On Boston Children’s Hospital’s website an unnamed mother tells her story of how Shaken Baby Syndrome affected her family. The woman we will call Margaret had left her youngest daughter at home with her husband while she ran errand on a Sunday. Over the course of next few days, Margaret noticed her daughter was unusually fussy. The baby was vomiting her formula, very restless and by Wednesday she had a black stool in her diaper. Margaret called her husband to tell him she was taking their daughter to the doctor. It was then he admitted the worst thing imaginable. When their baby wouldn’t stop crying Sunday, he shook her. He was crying telling his wife how sorry he was but at that moment that didn’t matter. Sorry, but he kept the information to himself. Margaret rushes to the doctor who sends the child to the hospital for the ICU. Margaret’s husband was charged and was not allowed back to live with the family while the judicial system moved forward. The little girl endured a brain bleed and had many types of therapy. Today Margaret reveals her daughter has residual effects from the shaking, she has to wear glasses due to the damage to her optic nerves. That was 3 years ago. Today her daughter is thriving but still receiving early intervention for any delayed skills. Margaret also tells of how her husband is once again a part of the family as they have reunited. He was prosecuted but only received probation.
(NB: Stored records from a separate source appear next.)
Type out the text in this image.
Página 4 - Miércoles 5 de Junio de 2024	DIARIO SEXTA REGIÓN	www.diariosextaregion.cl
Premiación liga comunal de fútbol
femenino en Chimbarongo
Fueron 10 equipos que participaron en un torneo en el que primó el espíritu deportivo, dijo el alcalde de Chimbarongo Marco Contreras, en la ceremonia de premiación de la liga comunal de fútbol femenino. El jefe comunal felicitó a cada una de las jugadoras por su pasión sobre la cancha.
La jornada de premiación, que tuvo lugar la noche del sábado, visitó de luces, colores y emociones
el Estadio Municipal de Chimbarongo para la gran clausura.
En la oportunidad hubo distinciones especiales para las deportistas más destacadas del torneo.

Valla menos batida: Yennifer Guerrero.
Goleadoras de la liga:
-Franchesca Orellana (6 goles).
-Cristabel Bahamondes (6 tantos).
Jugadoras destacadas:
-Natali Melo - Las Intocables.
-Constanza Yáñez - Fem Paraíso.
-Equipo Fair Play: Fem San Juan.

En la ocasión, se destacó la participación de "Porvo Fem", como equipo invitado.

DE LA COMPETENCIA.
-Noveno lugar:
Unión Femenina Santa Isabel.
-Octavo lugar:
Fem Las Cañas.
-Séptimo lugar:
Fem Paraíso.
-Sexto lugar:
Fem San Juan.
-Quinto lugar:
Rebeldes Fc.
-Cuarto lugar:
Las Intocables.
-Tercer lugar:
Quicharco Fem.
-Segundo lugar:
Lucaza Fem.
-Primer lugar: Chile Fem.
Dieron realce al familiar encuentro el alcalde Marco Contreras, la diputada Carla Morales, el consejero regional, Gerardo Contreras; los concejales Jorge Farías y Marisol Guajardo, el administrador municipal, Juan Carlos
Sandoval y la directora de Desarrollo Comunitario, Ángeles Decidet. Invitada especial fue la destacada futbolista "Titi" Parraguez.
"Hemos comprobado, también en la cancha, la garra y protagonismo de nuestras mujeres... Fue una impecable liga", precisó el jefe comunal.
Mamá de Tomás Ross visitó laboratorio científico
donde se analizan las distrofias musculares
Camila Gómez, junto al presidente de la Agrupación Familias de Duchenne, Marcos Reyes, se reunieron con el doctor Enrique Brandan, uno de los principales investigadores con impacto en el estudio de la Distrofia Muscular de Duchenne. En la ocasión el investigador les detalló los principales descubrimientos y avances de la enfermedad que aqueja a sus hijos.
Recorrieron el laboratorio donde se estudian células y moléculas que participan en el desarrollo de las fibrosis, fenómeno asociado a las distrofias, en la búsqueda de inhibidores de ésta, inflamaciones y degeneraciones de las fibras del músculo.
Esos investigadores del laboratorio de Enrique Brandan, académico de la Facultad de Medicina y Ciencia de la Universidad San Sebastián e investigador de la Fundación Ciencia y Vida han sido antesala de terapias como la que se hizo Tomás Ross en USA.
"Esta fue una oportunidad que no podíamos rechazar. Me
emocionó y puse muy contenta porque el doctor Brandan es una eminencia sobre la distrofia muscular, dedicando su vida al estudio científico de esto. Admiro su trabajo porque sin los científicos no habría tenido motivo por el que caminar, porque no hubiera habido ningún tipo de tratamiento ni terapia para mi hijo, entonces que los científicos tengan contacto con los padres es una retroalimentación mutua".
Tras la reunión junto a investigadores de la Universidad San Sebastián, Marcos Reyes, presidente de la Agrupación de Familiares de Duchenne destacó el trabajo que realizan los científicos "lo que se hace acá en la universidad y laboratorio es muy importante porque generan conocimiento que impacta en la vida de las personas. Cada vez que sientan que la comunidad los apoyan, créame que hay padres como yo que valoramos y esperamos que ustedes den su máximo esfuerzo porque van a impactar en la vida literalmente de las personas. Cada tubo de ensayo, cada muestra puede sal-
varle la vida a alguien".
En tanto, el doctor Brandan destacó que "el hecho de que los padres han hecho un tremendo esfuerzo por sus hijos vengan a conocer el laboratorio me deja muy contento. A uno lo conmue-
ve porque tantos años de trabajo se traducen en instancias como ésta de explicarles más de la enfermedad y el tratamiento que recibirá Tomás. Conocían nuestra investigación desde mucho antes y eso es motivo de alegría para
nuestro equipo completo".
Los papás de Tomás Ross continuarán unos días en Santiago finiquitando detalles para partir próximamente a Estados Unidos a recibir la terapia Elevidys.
There has been talk that some cases of Shaken Baby Syndrome have been misdiagnosed and that there may be innocent people behind bars. There are those that say too many of the abusers only receive slaps on the wrists. As it is now, many perpetrators end up pleaded down so that they do not have a child abuse criminal record. They plead guilty to assault not child endangerment. The criminal justice system isn’t always fair, like the crime itself. The question becomes then, should the punishment match the crime? If the child is faced with a lifetime of injuries should the punishment be more than a mere four years?
The one thing that can be agreed on is that more it doesn’t matter your race, class, employment status or age, there is unimaginable consequences for your actions when you shake a child. Having a baby isn’t all giggles and fun. There are days that that beautiful creature you created will break you down but before you get to that point, before you do the unthinkable, ask for help. Lay the baby down in their crib and breathe deep breaths. Gently rock your baby, play soft music, sing, or hum to your baby. Take the baby out for a walk in their stroller. The CDC explains that no matter what, Don’t Shake a Baby, Ever.